Hülasa, tarihsel geçmişin izleri ile birlikte varlıkların ve nesnelerin adlandırılması esasına dayalı kültürel öğelerin kimliklerinin birbirlerinin yerine kullanılması geçmiş ile bağı koparacağı gibi yöresel mutfak kültürünün de gelişimini ortadan kaldıracağı gayet aşikârdır.

O halde lemis ve lames yöresel kültürel yemek sınıfında değerlendirilmesi gereken mutfak kültürü içinde yer alan besinler / yemekler olarak yer almalı, birbirleri yerine adlarının kullanılması ya da pişirilme şekli ve servis ediliş şekli ile aynı olmayan mutfak zenginliğimiz olarak tescil edilmelidir. 

ARKEOTEKNO    

[1] https://dergipark.org.tr/tr/download/article-file/457498 [İ. Çağatay] 
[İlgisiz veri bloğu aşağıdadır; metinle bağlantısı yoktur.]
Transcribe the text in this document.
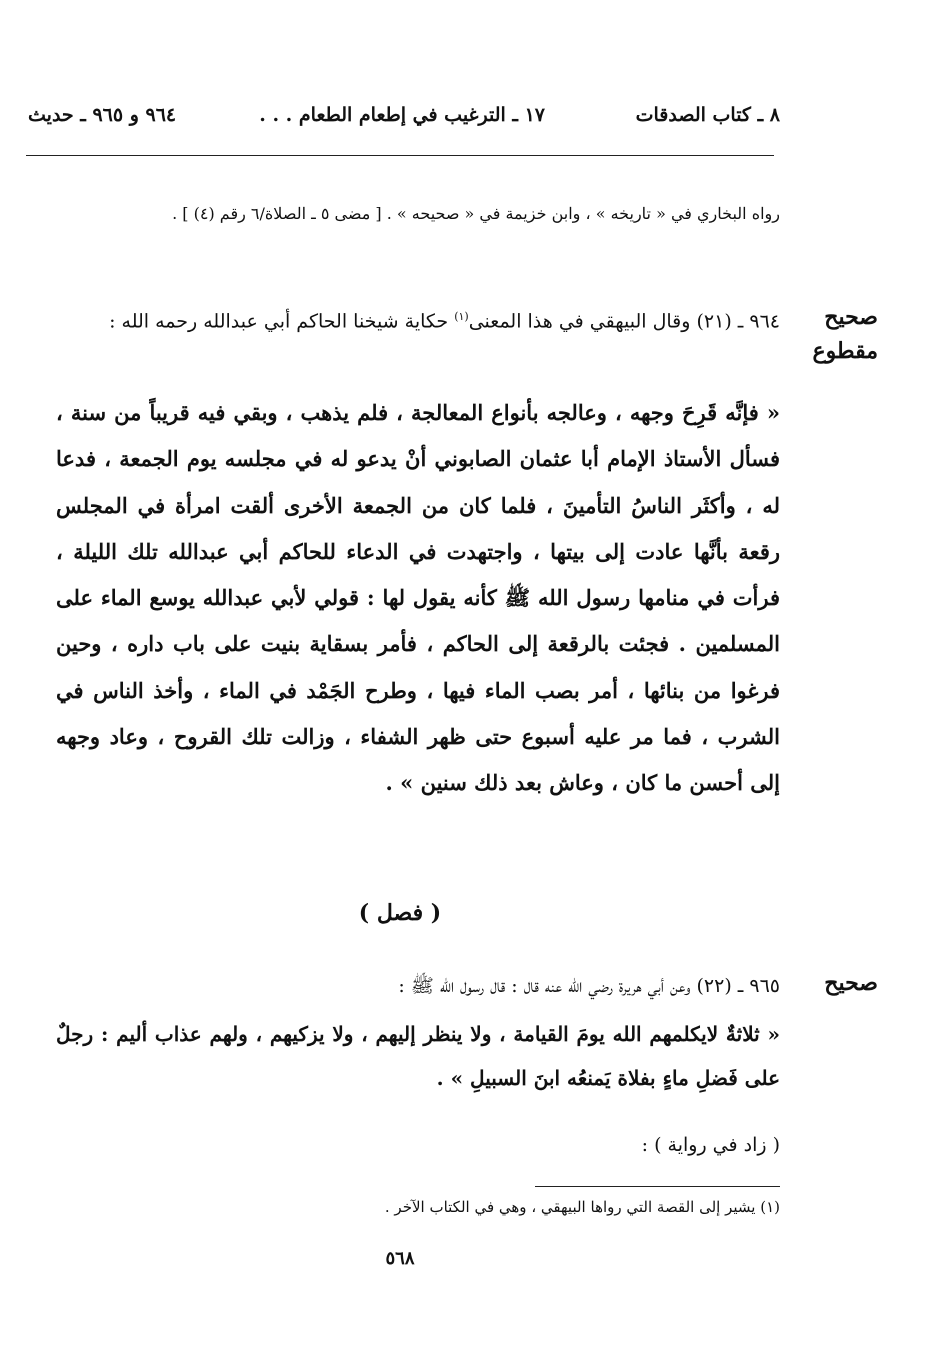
٨ ـ كتاب الصدقات
١٧ ـ الترغيب في إطعام الطعام . . .
٩٦٤ و ٩٦٥ ـ حديث
رواه البخاري في « تاريخه » ، وابن خزيمة في « صحيحه » . [ مضى ٥ ـ الصلاة/٦ رقم (٤) ] .
صحيح
مقطوع
٩٦٤ ـ (٢١) وقال البيهقي في هذا المعنى$^{(١)}$ حكاية شيخنا الحاكم أبي عبدالله رحمه الله :
« فإنَّه قَرِحَ وجهه ، وعالجه بأنواع المعالجة ، فلم يذهب ، وبقي فيه قريباً من سنة ، فسأل الأستاذ الإمام أبا عثمان الصابوني أنْ يدعو له في مجلسه يوم الجمعة ، فدعا له ، وأكثَر الناسُ التأمينَ ، فلما كان من الجمعة الأخرى ألقت امرأة في المجلس رقعة بأنَّها عادت إلى بيتها ، واجتهدت في الدعاء للحاكم أبي عبدالله تلك الليلة ، فرأت في منامها رسول الله ﷺ كأنه يقول لها : قولي لأبي عبدالله يوسع الماء على المسلمين . فجئت بالرقعة إلى الحاكم ، فأمر بسقاية بنيت على باب داره ، وحين فرغوا من بنائها ، أمر بصب الماء فيها ، وطرح الجَمْد في الماء ، وأخذ الناس في الشرب ، فما مر عليه أسبوع حتى ظهر الشفاء ، وزالت تلك القروح ، وعاد وجهه إلى أحسن ما كان ، وعاش بعد ذلك سنين » .
( فصل )
صحيح
٩٦٥ ـ (٢٢) وعن أبي هريرة رضي الله عنه قال : قال رسول الله ﷺ :
« ثلاثةٌ لايكلمهم الله يومَ القيامة ، ولا ينظر إليهم ، ولا يزكيهم ، ولهم عذاب أليم : رجلٌ على فَضلِ ماءٍ بفلاة يَمنعُه ابنَ السبيلِ » .
( زاد في رواية ) :
(١) يشير إلى القصة التي رواها البيهقي ، وهي في الكتاب الآخر .
٥٦٨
[2] https://ingilizce.osmanlica.org/ingilizce-turkce-sozluk-28643.html 

Lemis, aynı zamanda İngiliz aristokrasisinde merhametli anlamına gelen Clement soyundan gelenlerin soy ağacında bir isim olarak kullanılır. 

[3] Değişik yörelerde pancar sapına ya da yapraklarına ‘pezük’ adı verilir. Pezük kelimesi ‘pazı’ anlamına da gelir. Pancar Farsca ve Puacı da Poğacadan üretilme İtalyanca kökenli bir kelimedir.

[4] Lamesli pide, Giresun, Maçka ve Sürmene’de pazı veya ıspanak katılarak yapılan pideye denilir.